Seçimler sonrasında kutlama ziyaretine gelen KDP-KYB heyetlerini kabulde yaptığı konuşmada Osman Baydemir; “Seçim sonuçlarıyla Diyarbakır halkı bir kez daha yüzümüzü güldürdü. Ben de halkıma layık olmaya çalışacağım. Aldığımız oy bugüne kadar alınan en yüksek oydur. Halkımız hizmet ve samimiyetimizin karşılığını vermiştir” diyerek, dikkat ediniz, ne DTP, ne de PKK’yı çağrıştıracak tek bir kelime kullanmıyor, sadece “ben” merkezli söylemi hizmet anlayışına endeksleyen tamamen duygusal(!) bir yaklaşımla, belki de beyninin gizli bir köşesindeki asıl niyetini tamamen duygusal (!?) olarak ortaya koyuyor.

Almanya’nın kontrolündeki PKK muhalifi Kürtler (Şükrü Gülmüş ve arkadaşları) tarafından yönlendirilen “Nasname” isimli internet sitesinde “İmralı’nın Bizim İçin Çizeceği Yol Haritası Girdaptır” başlıklı bir yorumda, “İmralı-Kandil-DTP” üçlü sarmalına ağır eleştiriler yöneltiliyor. Kürtlerin bu üçlüyü artık dışlamaları istenirken, “muhatap alınması gereken adres” olarak bakın kim/kimler gösteriliyor: “Elbette Kürtler de akil adamlarını oluşturup sağlıklı bir diyaloğun gelişmesi için olumlu bir zemin yaratmalıdırlar. Kendi Akil Adamlarımız içinde ise; Osman Baydemir(!!!), Kemal Burkay, Recep Maraşlı, İsmail Beşikçi gibi değerli kişiler olabilir.” (Nasmane, 18 Haziran 2009)

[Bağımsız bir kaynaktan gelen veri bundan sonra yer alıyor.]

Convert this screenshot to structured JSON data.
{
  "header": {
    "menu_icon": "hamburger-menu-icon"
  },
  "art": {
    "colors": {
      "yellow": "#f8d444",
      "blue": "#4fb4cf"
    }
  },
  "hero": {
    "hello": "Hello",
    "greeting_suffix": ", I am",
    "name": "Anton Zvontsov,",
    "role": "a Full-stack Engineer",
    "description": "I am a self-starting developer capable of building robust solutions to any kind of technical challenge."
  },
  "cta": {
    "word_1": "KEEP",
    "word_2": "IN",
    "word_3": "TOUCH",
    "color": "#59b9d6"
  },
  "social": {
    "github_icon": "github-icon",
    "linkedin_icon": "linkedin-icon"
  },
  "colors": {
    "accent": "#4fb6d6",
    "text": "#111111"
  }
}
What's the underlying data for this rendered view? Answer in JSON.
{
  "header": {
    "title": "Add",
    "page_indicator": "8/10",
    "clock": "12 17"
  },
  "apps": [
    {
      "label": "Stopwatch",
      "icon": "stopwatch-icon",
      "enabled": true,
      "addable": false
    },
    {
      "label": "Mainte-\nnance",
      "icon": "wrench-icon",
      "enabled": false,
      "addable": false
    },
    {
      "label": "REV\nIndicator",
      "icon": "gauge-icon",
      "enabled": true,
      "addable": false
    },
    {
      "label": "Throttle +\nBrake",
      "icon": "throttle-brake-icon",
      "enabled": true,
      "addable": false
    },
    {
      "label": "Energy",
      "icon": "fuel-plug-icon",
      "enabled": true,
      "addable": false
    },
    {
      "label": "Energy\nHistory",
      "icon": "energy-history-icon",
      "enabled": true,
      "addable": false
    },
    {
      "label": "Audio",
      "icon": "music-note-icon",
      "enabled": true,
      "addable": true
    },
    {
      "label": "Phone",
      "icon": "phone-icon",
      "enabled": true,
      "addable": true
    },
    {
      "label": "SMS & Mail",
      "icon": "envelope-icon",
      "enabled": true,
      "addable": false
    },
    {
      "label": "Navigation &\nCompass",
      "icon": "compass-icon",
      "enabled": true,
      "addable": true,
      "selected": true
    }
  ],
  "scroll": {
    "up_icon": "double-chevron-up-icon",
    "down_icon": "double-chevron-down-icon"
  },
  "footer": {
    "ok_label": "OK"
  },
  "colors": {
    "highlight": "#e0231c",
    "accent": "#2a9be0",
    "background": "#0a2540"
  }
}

Daha bitmedi!.. Osman Baydemir, 17 Haziran 2009’da Diyarbakır Büyükşehir Belediyesini ziyaret eden ABD Büyükelçisi Jeffrey’e bakın neler söylüyor: “Şiddet insanların yaşamından artık çıkmalıdır. Siyasetin önünü açabilmenin olmazsa olmaz koşulu ölümlerin durmasıdır. Eller artık tetikten çekilmelidir. Samimiyetle aşılamayacak hiçbir sorunumuz yoktur. Sorunun çözümünde ve barışta Diyarbakır’ın rolü oldukça önemli ve etkili olacaktır. Üzerime düşeni yapmaya hazırım!”

Baydemir, sorunun çözümünde adres olarak kendini gösterirken, aynı saatlerde DTP Genel Başkanı Ahmet Türk ise, sorunun çözümü için muhatap alınması gereken adres olarak İmralı’yı işaret ederek, Abdullah Öcalan da avukatlarla yaptığı son görüşmede son noktayı koyuyordu; “Kürtlerin temsilcisi benim.”

Okumaya devam et  Tunceli’de 2 şehit

Bakalım, “İmralı-Kandil-DTP” üçlü sarmalında büyük rahatsızlığa neden olan “Osman Baydemir” krizi nasıl aşılacak?.. Kopma noktasına gelen ipler kimin boynuna dolanacak? Hikmet Fidan, Kani Yılmaz…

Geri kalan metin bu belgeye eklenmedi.